I'm here in San Francisco at SaaScon, which is the first major conference on Software as a Service since the ASP boom dot-busted back in 2001/2002 (by the way, I'm on the SaaScon advisory board — see disclosure page).

The opening keynote is Tim Chou, who led Oracle's application hosting division — originally called Business OnLine, now Oracle OnDemand. He left a couple of years back and published a book,
Dr Tim Chou
The End of Software, and now lectures at Stanford University on SaaS as well as being involved in several startups including on-demand business process vendor nSite, who I wrote about last year (as well as noting that the title of Dr Chou's book is of course a "complete and total misnomer").

The meat of Chou's presentation, which as I write he's just now got to, is the economics of software. He's talking about how IT budgets are largely already committed to maintaining existing software and hardware. Customers may be spending $x million on their IT, but virtually all that money is already committed to what they already have installed. There's nothing left for taking on anything new.

That's on the customer side. On the vendor side, out of every dollar a customer pays, about 15c typically goes towards research and development. But how much of that is writing new software?Probably only 3c goes on new development. The rest of it is testing, back-porting releases, bug fixes, etc.

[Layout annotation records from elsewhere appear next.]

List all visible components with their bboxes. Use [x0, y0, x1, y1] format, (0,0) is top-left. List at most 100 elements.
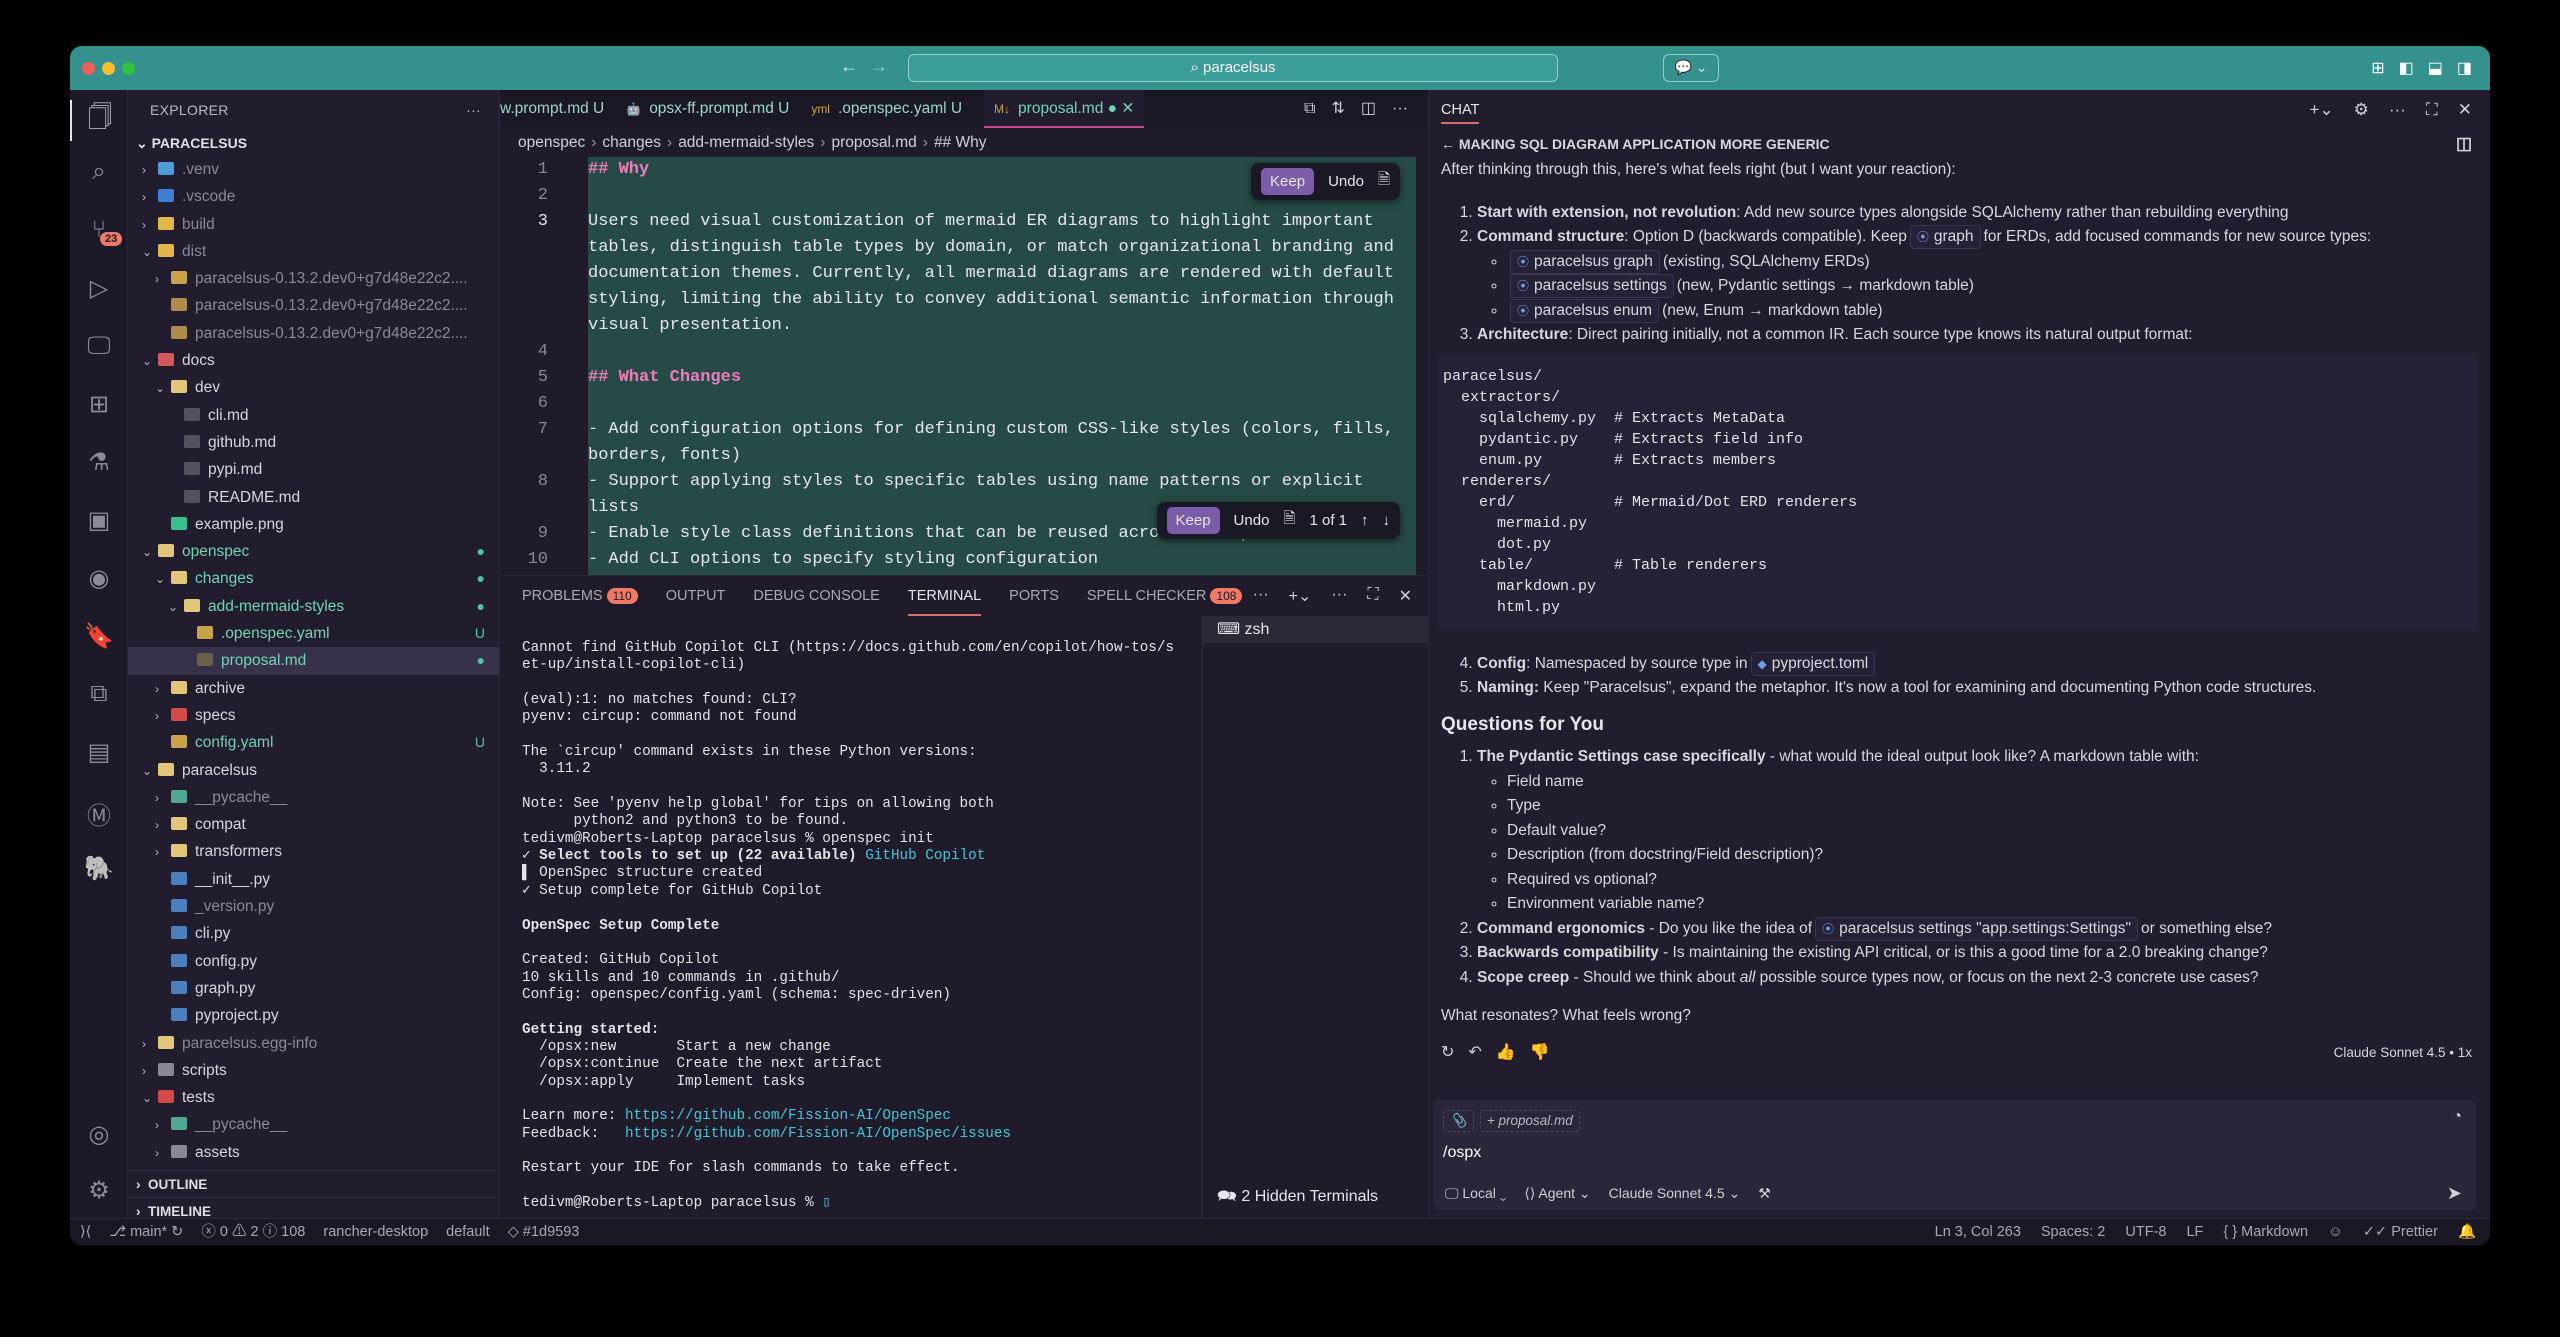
diff-file-icon[interactable]: 🗎 — [1378, 169, 1390, 194]
terminal-more-icon[interactable]: ··· — [1331, 586, 1347, 606]
remote-explorer-icon[interactable]: 🖵 — [70, 332, 128, 360]
split-editor-icon[interactable]: ◫ — [1361, 90, 1376, 128]
tree-item[interactable]: .openspec.yamlU — [128, 620, 499, 647]
diff-file-icon[interactable]: 🗎 — [1283, 508, 1295, 533]
local-mode-picker[interactable]: 🖵 Local ⌄ — [1445, 1185, 1506, 1202]
attach-button[interactable]: 📎 — [1443, 1110, 1474, 1132]
explorer-icon[interactable]: 🗍 — [70, 100, 128, 141]
customize-layout-icon[interactable]: ⊞ — [2371, 58, 2384, 78]
kube-context[interactable]: rancher-desktop — [323, 1219, 428, 1245]
model-picker[interactable]: Claude Sonnet 4.5 ⌄ — [1609, 1185, 1741, 1202]
settings-gear-icon[interactable]: ⚙ — [70, 1176, 128, 1205]
keep-hunk-button[interactable]: Keep — [1167, 507, 1220, 534]
commit-indicator[interactable]: ◇ #1d9593 — [508, 1219, 580, 1245]
outline-section[interactable]: › OUTLINE — [128, 1170, 499, 1197]
account-icon[interactable]: ◎ — [70, 1120, 128, 1149]
tree-item[interactable]: ⌄dev — [128, 374, 499, 401]
editor-tab[interactable]: M↓proposal.md ● ✕ — [984, 90, 1144, 128]
extensions-icon[interactable]: ⊞ — [70, 390, 128, 419]
tree-item[interactable]: config.py — [128, 948, 499, 975]
code-chip[interactable]: ⦿graph — [1910, 225, 1981, 249]
chat-settings-gear-icon[interactable]: ⚙ — [2354, 100, 2369, 120]
editor-tab[interactable]: 🤖opsx-ff.prompt.md U — [626, 90, 811, 128]
chat-input[interactable]: /ospx — [1443, 1144, 1481, 1162]
undo-hunk-button[interactable]: Undo — [1234, 512, 1270, 529]
new-chat-icon[interactable]: +⌄ — [2309, 100, 2333, 120]
tree-item[interactable]: ⌄dist — [128, 238, 499, 265]
tree-item[interactable]: ›__pycache__ — [128, 1111, 499, 1138]
previous-change-icon[interactable]: ↑ — [1361, 512, 1369, 529]
run-debug-icon[interactable]: ▷ — [70, 274, 128, 303]
panel-tab[interactable]: SPELL CHECKER108 — [1087, 576, 1243, 616]
testing-icon[interactable]: ⚗ — [70, 448, 128, 477]
toggle-panel-icon[interactable]: ⬓ — [2428, 58, 2443, 78]
keep-button[interactable]: Keep — [1261, 168, 1314, 195]
back-button[interactable]: ← — [840, 56, 858, 77]
toggle-sidebar-icon[interactable]: ◧ — [2399, 58, 2414, 78]
code-chip[interactable]: ⦿paracelsus settings — [1510, 274, 1674, 298]
back-arrow-icon[interactable]: ← — [1441, 136, 1459, 152]
tree-item[interactable]: ⌄openspec● — [128, 538, 499, 565]
copilot-menu-button[interactable]: 💬 ⌄ — [1663, 54, 1719, 82]
editor-tab[interactable]: yml.openspec.yaml U — [811, 90, 984, 128]
breadcrumb-item[interactable]: changes — [602, 134, 661, 151]
send-icon[interactable]: ➤ — [2447, 1183, 2462, 1204]
mermaid-icon[interactable]: Ⓜ — [70, 796, 128, 831]
containers-icon[interactable]: ▤ — [70, 738, 128, 767]
prettier-status[interactable]: ✓✓ Prettier — [2363, 1219, 2438, 1245]
chat-more-icon[interactable]: ··· — [2389, 100, 2406, 120]
tree-item[interactable]: ›archive — [128, 675, 499, 702]
maximize-panel-icon[interactable]: ⛶ — [1367, 586, 1378, 606]
breadcrumb-item[interactable]: add-mermaid-styles — [678, 134, 814, 151]
search-icon[interactable]: ⌕ — [70, 158, 128, 186]
tree-item[interactable]: cli.md — [128, 402, 499, 429]
tree-item[interactable]: ›__pycache__ — [128, 784, 499, 811]
tree-item[interactable]: pypi.md — [128, 456, 499, 483]
terminal-tab-zsh[interactable]: ⌨ zsh — [1203, 616, 1428, 643]
maximize-chat-icon[interactable]: ⛶ — [2426, 100, 2438, 120]
undo-icon[interactable]: ↶ — [1468, 1041, 1481, 1066]
remote-icon[interactable]: ⟩⟨ — [80, 1219, 91, 1245]
tree-item[interactable]: ⌄tests — [128, 1084, 499, 1111]
tree-item[interactable]: ›paracelsus.egg-info — [128, 1030, 499, 1057]
tree-item[interactable]: ›scripts — [128, 1057, 499, 1084]
tree-item[interactable]: graph.py — [128, 975, 499, 1002]
terminal-link[interactable]: GitHub Copilot — [865, 848, 985, 864]
close-panel-icon[interactable]: ✕ — [1399, 586, 1412, 606]
panel-tab[interactable]: TERMINAL — [908, 576, 981, 616]
tree-item[interactable]: paracelsus-0.13.2.dev0+g7d48e22c2.... — [128, 292, 499, 319]
close-window-button[interactable] — [82, 62, 95, 75]
tree-item[interactable]: README.md — [128, 484, 499, 511]
more-actions-icon[interactable]: ··· — [1392, 90, 1408, 128]
thumbs-down-icon[interactable]: 👎 — [1530, 1041, 1550, 1066]
code-chip[interactable]: ⦿paracelsus enum — [1510, 299, 1659, 323]
code-editor[interactable]: 1## Why23Users need visual customization… — [500, 157, 1428, 575]
code-chip[interactable]: ⦿paracelsus graph — [1510, 250, 1660, 274]
terminal-output[interactable]: Cannot find GitHub Copilot CLI (https://… — [500, 616, 1202, 1218]
panel-more-icon[interactable]: ··· — [1253, 586, 1269, 606]
tree-item[interactable]: ⌄docs — [128, 347, 499, 374]
tree-item[interactable]: ›.vscode — [128, 183, 499, 210]
encoding[interactable]: UTF-8 — [2125, 1219, 2166, 1245]
tools-icon[interactable]: ⚒ — [1758, 1185, 1771, 1202]
hidden-terminals-button[interactable]: 🗪 2 Hidden Terminals — [1217, 1185, 1378, 1212]
command-center-search[interactable]: ⌕ paracelsus — [908, 54, 1558, 82]
tree-item[interactable]: _version.py — [128, 893, 499, 920]
tree-item[interactable]: ›.venv — [128, 156, 499, 183]
tree-item[interactable]: ›specs — [128, 702, 499, 729]
github-icon[interactable]: ◉ — [70, 564, 128, 593]
terraform-icon[interactable]: ▣ — [70, 506, 128, 535]
tree-item[interactable]: ›build — [128, 211, 499, 238]
thumbs-up-icon[interactable]: 👍 — [1496, 1041, 1516, 1066]
editor-tab[interactable]: w.prompt.md U — [500, 90, 626, 128]
compare-changes-icon[interactable]: ⇅ — [1331, 90, 1344, 128]
notifications-bell-icon[interactable]: 🔔 — [2458, 1219, 2476, 1245]
tree-item[interactable]: ›transformers — [128, 838, 499, 865]
toggle-secondary-sidebar-icon[interactable]: ◨ — [2457, 58, 2472, 78]
line-ending[interactable]: LF — [2186, 1219, 2203, 1245]
breadcrumb-item[interactable]: proposal.md — [831, 134, 916, 151]
tree-item[interactable]: ⌄paracelsus — [128, 757, 499, 784]
problems-indicator[interactable]: ⓧ 0 ⚠ 2 ⓘ 108 — [201, 1219, 305, 1245]
tree-item[interactable]: cli.py — [128, 920, 499, 947]
tree-item[interactable]: __init__.py — [128, 866, 499, 893]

Looking at the rest of that dollar, 25c goes on support. 40c is spent on sales and marketing. And most of that money is spent, says Chou, because vendors are "fundamentally disconnected from their customers." The challenge for vendors is to "collapse the supply and support chain."

One of the fundamental things that software-as-a-service does is, it allows vendors to standardize on a single platform and therefore allows "specialization and repetition:

"This is so fundamental to everything that happens well that humans have ever done. If you go in for surgery tomorrow, what's the first question you should ask the surgeon? 'How many times have you done this surgery? ... successfully.' Repetition and specialization are the key to excellence."

And the point of repetition and specialization is that it allows commoditization, just as it did in the microcomputer industry with the PC. Software costs can go from thousands per user per year as with conventional software down to a few dollars as in the case of on-demand volume players like eBay.

So what of the future? In the past, innovation has come from inside large corporations. Now, says Chou, innovation is coming from the bottom up, from the consumer end of the scale. He quotes the example of an Australian vendor of ostrich farming software. Delivering software as a service over the Internet provides the economies of reach and scale to make vertical apps like that financially viable.

Finally, there's the effect of delivering software in this model on the businesses that consume it. Chou relates an anecdote about a vendor of sales compensation software (as a service of course) saying that customers are now asking, "What's the best method of compensating my sales people?" Not "What is the best platform to run your software on?" or "Should I go .Net or Java?" What matters is allowing businesses to get at the information they need to do business better: 

"We forgot it's not the software that's cool, it's the information that's cool. This is not just about operational efficiently, this is about doing business completely differently."

Chou finishes off talking about the multiplayer online game World of Warcraft. People are addicted to this because it brings people together to complete a task. And that's something that applies to software and business too -- in an on-demand environment, people's skills are visible, and they interact because different players have different skills. Look then at the potential for collaborative development, he goes on:

"Development communities and networks that allow people to build new software are just on the horizon. I like to say to people today, software is free."There are 15 million programmers in the world, and their numbers are growing, especially in Asia, he adds.

Closing point: "The user at the end of the day has been disconnected, has been disempowered. This model completely shifts that. We have the opportunity to shift the playing field here, to move from vendor-centric computing to user-centric computing."